Poiché siamo circondati da una così grande schiera di testimoni... corriamo con perseveranza la gara che ci è proposta, fissando lo sguardo su Gesù.
Ebrei 12:1-2

Sulle navi chiamate galere

"Andare in galera", o "è una galera", oggi sono espressioni banali. Ma sapete chi erano quelli che venivano mandati alle galere sotto il regno di Luigi XIV in Francia? Erano dei prigionieri comuni, certo, ma anche persone innocenti definite "eretici". Fra il 1685 e il 1752, sono state contate 7370 condanne di veri credenti che preferivano morire piuttosto che rinnegare la fede. Marchiati a fuoco con tre lettere infamanti (GAL), designati con il numero di matricola della prigione, incatenati al collo con un assassino o un rapinatore, aspettavano di partire per le galere reali. Là remavano fino alla morte, costretti alla cadenza imposta a colpi di frusta dalle guardie della ciurma. 

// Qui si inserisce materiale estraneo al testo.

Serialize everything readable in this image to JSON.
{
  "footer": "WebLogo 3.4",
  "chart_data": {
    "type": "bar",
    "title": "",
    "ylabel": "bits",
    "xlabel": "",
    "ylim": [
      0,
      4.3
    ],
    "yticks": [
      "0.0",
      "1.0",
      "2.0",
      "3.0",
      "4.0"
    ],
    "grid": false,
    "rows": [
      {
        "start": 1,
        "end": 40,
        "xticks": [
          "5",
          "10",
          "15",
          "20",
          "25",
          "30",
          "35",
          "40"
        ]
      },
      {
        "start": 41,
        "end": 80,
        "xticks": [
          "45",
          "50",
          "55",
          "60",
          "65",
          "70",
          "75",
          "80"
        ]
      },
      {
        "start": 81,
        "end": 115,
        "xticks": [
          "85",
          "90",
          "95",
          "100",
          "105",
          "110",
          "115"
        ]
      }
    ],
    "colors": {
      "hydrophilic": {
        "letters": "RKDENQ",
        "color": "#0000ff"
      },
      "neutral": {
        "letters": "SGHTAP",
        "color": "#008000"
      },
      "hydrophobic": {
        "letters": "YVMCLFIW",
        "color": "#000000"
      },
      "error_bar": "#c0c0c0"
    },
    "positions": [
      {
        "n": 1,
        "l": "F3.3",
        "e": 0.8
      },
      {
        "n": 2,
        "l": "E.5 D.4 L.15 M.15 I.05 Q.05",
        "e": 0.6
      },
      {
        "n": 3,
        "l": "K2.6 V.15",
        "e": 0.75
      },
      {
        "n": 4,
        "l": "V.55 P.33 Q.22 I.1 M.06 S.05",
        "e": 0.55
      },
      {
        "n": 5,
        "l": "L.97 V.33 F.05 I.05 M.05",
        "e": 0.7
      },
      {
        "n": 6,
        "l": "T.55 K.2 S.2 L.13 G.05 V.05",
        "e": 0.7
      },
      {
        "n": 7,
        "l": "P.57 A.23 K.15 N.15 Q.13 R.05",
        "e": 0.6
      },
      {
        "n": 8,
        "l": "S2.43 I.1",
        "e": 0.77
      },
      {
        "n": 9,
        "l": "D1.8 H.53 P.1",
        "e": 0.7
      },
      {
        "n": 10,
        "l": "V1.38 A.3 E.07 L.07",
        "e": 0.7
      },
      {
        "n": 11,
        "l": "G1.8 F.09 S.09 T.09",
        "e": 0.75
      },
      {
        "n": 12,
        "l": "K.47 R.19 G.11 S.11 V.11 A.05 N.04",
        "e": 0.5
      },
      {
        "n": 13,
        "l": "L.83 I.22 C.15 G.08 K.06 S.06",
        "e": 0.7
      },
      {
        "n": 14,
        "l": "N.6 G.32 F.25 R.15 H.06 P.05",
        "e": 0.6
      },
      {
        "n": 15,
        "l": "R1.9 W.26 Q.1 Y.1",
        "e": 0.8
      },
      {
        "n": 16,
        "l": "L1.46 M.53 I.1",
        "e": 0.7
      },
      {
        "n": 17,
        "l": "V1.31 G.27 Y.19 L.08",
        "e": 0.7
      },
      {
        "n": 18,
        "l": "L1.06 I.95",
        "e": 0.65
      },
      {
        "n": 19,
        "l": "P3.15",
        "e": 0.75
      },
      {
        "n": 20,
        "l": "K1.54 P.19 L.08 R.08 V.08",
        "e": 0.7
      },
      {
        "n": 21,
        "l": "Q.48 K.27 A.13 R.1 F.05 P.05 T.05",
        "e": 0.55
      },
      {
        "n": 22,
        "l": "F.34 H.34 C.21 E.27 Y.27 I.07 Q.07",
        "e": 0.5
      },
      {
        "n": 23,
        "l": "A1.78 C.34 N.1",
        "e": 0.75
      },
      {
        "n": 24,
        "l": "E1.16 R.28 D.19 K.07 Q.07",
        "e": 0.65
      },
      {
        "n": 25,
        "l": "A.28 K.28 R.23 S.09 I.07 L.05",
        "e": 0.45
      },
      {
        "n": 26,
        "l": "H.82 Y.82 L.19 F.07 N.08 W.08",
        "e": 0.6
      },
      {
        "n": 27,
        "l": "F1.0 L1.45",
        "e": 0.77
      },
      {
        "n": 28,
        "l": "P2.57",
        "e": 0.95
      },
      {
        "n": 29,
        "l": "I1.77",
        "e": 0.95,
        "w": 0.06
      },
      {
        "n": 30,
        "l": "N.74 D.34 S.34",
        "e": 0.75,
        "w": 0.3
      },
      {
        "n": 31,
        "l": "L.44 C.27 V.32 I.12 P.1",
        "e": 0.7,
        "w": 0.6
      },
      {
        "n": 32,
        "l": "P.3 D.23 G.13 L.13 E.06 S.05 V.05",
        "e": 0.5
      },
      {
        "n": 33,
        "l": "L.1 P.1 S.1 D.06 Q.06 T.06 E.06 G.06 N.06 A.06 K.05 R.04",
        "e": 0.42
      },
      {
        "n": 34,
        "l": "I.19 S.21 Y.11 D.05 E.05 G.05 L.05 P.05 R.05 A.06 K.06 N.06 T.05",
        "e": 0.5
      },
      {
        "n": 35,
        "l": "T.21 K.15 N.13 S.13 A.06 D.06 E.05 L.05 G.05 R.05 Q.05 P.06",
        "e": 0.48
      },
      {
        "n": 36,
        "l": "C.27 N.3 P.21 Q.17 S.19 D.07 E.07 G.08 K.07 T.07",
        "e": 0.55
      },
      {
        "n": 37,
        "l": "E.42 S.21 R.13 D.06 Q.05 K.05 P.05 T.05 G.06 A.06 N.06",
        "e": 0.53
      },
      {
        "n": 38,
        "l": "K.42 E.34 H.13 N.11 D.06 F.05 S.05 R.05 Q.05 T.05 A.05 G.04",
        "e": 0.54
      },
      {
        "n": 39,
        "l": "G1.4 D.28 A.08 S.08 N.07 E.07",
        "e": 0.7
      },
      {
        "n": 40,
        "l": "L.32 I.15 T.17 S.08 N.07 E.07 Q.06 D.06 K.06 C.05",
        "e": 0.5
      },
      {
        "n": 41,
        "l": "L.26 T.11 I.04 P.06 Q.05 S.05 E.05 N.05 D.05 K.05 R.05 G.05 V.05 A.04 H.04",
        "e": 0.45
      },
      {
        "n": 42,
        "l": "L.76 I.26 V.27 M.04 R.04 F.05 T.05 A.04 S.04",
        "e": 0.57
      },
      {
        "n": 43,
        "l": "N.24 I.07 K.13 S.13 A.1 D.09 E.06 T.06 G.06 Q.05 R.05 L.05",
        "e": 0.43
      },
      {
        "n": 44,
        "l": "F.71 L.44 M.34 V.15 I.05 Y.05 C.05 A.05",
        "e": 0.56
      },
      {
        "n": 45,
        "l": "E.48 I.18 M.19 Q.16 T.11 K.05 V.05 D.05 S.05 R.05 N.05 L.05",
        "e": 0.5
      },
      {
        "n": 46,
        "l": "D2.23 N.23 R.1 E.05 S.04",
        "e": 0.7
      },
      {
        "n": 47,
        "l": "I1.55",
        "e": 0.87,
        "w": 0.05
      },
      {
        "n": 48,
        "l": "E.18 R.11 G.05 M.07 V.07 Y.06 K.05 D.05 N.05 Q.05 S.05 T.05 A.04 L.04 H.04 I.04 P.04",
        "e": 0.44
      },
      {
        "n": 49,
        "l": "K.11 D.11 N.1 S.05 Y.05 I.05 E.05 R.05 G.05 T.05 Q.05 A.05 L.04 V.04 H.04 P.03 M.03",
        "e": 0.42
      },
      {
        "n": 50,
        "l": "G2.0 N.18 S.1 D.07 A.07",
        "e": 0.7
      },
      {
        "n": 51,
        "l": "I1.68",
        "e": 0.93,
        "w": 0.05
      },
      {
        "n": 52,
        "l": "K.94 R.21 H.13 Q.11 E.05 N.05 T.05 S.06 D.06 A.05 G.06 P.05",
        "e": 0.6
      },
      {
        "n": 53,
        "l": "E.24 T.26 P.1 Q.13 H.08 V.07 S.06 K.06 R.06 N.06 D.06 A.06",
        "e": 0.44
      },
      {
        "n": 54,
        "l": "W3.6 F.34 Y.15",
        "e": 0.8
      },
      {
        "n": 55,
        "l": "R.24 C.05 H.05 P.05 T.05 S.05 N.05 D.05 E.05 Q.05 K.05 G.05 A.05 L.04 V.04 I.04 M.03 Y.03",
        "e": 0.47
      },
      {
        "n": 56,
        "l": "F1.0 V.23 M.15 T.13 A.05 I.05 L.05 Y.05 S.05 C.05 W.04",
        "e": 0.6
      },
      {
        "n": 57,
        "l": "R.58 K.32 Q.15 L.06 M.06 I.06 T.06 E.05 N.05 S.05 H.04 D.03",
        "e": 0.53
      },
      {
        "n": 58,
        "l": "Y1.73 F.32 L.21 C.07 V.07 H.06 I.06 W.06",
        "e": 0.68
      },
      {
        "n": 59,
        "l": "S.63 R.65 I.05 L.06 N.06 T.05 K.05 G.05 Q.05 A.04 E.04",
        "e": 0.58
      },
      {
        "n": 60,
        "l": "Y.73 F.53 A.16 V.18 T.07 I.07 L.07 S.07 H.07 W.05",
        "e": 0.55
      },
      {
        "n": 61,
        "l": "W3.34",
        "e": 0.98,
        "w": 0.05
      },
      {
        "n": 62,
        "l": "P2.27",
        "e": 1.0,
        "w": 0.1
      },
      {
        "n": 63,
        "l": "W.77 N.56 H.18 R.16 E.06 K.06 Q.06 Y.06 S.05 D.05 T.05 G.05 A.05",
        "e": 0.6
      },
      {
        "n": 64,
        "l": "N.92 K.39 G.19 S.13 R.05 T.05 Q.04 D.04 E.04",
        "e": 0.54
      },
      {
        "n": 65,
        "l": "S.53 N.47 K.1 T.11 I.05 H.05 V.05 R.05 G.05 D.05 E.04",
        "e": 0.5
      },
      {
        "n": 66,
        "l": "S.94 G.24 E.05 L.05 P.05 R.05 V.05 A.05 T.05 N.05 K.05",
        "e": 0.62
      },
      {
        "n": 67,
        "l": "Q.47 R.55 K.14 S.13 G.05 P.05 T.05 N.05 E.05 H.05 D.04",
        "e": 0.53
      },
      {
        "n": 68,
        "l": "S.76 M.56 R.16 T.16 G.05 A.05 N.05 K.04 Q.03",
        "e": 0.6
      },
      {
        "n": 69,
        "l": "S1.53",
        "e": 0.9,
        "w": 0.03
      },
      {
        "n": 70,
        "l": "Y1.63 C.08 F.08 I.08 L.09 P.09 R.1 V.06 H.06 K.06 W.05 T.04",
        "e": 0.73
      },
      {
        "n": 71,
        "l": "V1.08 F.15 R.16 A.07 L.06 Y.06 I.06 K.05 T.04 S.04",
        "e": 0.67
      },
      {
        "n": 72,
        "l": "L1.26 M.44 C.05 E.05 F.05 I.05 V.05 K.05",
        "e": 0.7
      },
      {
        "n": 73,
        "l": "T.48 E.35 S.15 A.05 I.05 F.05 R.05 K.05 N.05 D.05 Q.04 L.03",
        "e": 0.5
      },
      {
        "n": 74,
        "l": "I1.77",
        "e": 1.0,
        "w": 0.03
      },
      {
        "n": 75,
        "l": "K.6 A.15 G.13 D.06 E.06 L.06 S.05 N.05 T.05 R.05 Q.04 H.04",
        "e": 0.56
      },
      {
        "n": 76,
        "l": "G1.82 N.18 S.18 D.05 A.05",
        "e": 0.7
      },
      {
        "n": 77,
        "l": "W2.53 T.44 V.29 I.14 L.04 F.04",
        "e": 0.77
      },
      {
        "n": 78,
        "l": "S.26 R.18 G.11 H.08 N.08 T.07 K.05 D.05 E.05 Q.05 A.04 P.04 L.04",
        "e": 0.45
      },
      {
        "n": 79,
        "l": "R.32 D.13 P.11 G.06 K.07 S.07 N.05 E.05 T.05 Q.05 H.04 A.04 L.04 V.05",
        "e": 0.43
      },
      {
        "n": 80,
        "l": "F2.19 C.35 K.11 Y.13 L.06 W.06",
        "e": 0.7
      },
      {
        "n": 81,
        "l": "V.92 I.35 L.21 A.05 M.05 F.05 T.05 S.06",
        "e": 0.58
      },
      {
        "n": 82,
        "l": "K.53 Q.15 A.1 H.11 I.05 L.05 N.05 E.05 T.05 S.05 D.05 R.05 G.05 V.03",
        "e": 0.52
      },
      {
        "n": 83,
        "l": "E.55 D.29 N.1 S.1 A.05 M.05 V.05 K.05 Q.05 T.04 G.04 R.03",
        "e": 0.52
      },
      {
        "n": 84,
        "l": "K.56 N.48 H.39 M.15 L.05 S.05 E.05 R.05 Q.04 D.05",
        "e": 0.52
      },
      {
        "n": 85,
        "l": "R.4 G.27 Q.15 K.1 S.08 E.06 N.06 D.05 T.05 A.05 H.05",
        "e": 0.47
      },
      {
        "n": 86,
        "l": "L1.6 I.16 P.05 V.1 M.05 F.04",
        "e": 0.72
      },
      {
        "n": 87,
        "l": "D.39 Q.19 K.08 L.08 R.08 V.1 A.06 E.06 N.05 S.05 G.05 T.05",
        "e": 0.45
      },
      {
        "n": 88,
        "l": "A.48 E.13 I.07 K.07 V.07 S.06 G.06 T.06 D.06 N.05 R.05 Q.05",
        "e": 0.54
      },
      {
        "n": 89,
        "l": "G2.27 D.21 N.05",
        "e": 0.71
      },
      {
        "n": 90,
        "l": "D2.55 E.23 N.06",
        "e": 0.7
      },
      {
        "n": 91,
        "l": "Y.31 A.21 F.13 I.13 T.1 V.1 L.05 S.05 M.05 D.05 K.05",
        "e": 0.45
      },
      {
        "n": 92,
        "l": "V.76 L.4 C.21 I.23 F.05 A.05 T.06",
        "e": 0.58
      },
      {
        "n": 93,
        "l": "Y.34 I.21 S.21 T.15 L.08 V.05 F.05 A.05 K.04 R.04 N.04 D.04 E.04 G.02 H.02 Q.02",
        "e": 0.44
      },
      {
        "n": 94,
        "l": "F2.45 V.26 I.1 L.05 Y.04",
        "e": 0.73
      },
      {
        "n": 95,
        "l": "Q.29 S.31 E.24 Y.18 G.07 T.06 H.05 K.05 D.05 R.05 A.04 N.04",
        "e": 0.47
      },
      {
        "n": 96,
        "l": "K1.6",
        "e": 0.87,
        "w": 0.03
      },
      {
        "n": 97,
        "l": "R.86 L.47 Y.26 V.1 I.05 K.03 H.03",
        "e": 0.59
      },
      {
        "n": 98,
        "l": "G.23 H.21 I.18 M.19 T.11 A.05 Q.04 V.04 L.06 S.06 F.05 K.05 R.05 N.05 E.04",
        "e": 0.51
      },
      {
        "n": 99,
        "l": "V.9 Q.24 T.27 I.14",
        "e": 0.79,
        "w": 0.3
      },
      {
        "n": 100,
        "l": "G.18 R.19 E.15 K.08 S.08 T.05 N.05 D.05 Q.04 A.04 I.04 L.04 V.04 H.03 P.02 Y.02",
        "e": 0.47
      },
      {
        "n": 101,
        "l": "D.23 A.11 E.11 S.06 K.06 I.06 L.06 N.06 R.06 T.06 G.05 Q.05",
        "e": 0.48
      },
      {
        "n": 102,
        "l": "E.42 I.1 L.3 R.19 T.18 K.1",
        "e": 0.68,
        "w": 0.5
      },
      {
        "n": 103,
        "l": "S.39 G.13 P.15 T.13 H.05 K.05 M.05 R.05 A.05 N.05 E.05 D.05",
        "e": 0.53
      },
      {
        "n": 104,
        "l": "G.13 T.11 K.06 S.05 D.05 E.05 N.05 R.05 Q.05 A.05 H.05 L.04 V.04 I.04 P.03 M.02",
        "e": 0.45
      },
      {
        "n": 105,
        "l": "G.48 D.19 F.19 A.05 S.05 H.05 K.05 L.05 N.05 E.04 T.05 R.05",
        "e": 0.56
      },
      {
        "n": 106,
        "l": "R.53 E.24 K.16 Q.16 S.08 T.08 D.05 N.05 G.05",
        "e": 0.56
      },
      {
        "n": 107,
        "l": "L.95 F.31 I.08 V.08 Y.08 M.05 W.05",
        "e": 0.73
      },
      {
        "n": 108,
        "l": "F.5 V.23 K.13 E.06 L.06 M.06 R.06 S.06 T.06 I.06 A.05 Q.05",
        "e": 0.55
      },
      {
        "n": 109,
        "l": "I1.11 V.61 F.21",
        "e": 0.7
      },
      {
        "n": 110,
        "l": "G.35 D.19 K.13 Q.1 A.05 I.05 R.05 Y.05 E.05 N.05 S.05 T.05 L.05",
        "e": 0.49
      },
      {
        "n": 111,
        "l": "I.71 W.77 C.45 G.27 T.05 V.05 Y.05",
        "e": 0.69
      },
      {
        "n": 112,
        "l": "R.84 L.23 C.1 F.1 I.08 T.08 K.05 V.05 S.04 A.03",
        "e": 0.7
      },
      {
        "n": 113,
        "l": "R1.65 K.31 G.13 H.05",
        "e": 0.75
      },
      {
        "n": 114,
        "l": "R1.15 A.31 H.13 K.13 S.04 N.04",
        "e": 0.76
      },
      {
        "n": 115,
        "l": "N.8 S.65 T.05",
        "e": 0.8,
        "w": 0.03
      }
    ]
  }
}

Quando erano ancora in prigione cantavano. Sulla lunga strada fino a Marsiglia, cantavano. Sul mare si elevava il canto dei Salmi. Come i primi cristiani, si rallegravano "di essere stati degni di essere oltraggiati per il nome di Gesù" (Atti 5:41). Come l'apostolo Paolo e il suo compagno di cella Sila, che "cantavano inni a Dio; e i carcerati li ascoltavano" (Atti 16:25). Persino nella sofferenza essi manifestavano la gioia di essere testimoni del solo grande Dio, proclamavano la loro speranza e la loro fiducia. 
Chi erano i vincitori, i veri uomini liberi? quei galeotti o i loro carnefici? Erano quelli che potevano dire: "Chi ci separerà dall'amore di Cristo? Sarà forse la tribolazione, l'angoscia, la persecuzione, la fame, la nudità?... In tutte queste cose noi siamo più che vincitori, in virtù di colui che ci ha amati" (Romani 8:35,37).